Thank you, Pat. I hope you found it worthwhile. 🙂
I wonder about news effecting people’s lives. Perhaps we were better off, psychologically, not having “news” blasts coming at us 24/7 from many outlets.
On a side-note, I timed how much news we actually hear on ABC World News Tonight with David Muir. I took out all of the adds, as well as the “coming up next” things and there was 14 minutes of news actually delivered in the 30 minute show.
Thank you, Jim. I haven’t watched network news for years. Every one of them has an agenda.
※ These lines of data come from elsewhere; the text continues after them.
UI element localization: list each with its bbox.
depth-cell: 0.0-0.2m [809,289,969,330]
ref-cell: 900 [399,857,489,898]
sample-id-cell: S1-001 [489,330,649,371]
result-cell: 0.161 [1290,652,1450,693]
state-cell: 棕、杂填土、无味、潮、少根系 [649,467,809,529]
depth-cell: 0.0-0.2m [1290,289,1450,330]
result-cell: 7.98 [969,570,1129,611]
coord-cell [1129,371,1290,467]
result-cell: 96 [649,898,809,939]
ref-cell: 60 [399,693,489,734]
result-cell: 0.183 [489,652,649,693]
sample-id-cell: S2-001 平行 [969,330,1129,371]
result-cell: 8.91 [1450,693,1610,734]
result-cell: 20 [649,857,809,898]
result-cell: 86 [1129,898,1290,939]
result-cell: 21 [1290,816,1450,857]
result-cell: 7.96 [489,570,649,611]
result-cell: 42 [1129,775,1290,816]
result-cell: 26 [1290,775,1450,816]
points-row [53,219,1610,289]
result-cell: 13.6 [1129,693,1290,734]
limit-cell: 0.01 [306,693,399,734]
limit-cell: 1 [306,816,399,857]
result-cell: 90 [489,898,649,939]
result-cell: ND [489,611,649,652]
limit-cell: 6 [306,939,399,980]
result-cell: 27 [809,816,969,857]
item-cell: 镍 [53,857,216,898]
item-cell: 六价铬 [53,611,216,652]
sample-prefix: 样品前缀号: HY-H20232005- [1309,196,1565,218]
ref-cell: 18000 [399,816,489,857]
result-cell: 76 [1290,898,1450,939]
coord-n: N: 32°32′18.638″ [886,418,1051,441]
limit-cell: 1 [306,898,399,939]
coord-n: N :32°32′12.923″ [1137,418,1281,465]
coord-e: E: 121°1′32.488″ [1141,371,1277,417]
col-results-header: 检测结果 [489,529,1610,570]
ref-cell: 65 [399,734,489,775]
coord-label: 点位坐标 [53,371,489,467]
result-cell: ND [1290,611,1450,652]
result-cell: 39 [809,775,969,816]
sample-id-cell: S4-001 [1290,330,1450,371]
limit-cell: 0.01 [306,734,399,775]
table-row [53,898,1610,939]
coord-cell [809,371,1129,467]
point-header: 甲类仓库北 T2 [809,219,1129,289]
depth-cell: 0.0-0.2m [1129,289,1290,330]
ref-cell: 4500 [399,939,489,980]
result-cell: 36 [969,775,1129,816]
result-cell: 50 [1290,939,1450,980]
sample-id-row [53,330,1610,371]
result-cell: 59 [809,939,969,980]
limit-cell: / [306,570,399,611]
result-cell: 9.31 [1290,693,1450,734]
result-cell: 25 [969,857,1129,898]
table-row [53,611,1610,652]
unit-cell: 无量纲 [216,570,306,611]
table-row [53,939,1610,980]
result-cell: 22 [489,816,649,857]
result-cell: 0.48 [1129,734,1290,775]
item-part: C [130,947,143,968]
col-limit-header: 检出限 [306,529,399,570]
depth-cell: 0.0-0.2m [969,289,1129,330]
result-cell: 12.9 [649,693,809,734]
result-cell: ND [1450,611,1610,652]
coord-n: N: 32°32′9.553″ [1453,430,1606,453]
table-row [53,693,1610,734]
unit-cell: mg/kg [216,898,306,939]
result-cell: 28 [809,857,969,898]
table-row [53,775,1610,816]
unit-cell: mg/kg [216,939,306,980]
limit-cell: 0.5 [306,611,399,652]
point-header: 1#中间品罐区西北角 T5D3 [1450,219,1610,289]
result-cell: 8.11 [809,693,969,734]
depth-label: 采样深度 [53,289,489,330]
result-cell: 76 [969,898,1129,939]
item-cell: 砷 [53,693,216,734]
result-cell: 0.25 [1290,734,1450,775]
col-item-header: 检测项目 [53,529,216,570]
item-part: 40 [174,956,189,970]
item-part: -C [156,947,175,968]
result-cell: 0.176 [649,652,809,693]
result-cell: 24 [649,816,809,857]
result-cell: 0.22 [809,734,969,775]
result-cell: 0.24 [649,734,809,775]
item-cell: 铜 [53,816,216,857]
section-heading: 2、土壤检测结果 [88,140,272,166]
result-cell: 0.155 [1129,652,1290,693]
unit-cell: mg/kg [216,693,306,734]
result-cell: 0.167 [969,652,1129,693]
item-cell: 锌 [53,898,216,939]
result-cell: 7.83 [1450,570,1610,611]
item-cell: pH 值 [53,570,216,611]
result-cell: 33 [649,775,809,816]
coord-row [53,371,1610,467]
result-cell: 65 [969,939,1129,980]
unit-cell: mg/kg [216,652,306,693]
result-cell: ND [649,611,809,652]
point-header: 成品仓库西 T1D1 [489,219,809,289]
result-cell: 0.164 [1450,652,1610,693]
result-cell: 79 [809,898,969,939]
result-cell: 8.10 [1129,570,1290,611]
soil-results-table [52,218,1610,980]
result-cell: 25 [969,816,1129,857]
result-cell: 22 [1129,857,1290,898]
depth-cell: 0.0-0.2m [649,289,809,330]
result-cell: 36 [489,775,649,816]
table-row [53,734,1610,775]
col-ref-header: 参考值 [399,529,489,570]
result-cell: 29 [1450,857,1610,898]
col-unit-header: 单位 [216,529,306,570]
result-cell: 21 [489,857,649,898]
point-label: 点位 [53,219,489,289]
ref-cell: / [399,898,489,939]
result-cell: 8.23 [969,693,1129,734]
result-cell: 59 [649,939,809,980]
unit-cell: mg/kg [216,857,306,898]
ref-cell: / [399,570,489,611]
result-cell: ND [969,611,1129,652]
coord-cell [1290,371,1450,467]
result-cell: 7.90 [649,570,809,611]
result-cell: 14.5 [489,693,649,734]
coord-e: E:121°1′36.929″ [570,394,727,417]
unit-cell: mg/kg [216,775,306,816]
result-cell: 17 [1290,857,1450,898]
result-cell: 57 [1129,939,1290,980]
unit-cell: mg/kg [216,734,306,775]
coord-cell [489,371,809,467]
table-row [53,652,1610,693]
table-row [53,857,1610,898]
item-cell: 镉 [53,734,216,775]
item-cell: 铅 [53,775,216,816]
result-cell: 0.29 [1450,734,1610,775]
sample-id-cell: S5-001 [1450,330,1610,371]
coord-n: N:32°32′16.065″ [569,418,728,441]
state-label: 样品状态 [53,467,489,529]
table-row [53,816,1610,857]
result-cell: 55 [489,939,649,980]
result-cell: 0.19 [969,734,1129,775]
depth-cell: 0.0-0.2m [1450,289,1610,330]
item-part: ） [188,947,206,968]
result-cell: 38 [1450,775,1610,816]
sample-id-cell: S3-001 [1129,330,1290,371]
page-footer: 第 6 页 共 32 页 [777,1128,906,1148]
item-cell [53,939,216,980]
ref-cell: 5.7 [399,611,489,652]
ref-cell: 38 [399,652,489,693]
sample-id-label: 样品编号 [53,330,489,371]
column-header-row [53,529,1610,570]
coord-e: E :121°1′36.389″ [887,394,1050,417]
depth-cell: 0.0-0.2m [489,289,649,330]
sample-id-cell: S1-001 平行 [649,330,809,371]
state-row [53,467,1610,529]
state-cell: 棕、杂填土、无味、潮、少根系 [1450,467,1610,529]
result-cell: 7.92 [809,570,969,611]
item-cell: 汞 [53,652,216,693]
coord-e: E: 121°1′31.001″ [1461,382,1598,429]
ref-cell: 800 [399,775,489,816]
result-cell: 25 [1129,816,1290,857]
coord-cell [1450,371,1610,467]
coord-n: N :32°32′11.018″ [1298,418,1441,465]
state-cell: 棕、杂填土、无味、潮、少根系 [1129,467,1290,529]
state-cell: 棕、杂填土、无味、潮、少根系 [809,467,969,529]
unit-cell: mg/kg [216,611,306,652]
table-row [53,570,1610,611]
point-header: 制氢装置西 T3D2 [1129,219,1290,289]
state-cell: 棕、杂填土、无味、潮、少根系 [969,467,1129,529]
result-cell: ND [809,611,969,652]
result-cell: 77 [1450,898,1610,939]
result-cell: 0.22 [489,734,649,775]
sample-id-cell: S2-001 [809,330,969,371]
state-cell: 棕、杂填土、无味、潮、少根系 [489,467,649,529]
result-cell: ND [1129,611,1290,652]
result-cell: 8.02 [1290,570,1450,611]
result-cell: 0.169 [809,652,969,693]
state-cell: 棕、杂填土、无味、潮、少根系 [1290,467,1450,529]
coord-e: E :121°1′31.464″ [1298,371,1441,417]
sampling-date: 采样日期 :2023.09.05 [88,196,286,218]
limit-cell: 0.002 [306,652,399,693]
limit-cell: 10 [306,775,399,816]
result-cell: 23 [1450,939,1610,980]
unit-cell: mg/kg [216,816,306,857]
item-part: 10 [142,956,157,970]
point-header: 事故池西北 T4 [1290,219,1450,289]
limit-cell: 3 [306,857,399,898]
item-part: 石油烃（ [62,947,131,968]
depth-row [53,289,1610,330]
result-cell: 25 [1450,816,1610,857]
But I have to say your “timing”
tidbit is fascinating!
In so many areas we have not made much progress on peace and inclusion…
How misguided we’ve been on immigration…shocking how we have dealt with Asian immigrants
I look forward to the day when there is less divisiveness and fear of those different from us
Sadly the “news” is no longer unbiased reporting and the editorializing and speculation just divides us even more
Thank you, Mary Helen. As I aid elsewhere, I don’t watch networks news. As for immigrants, I have no problem whatsoever with them if they use a LEGAL way of getting here. I do not accept those who simply (and illegally) stroll across our border.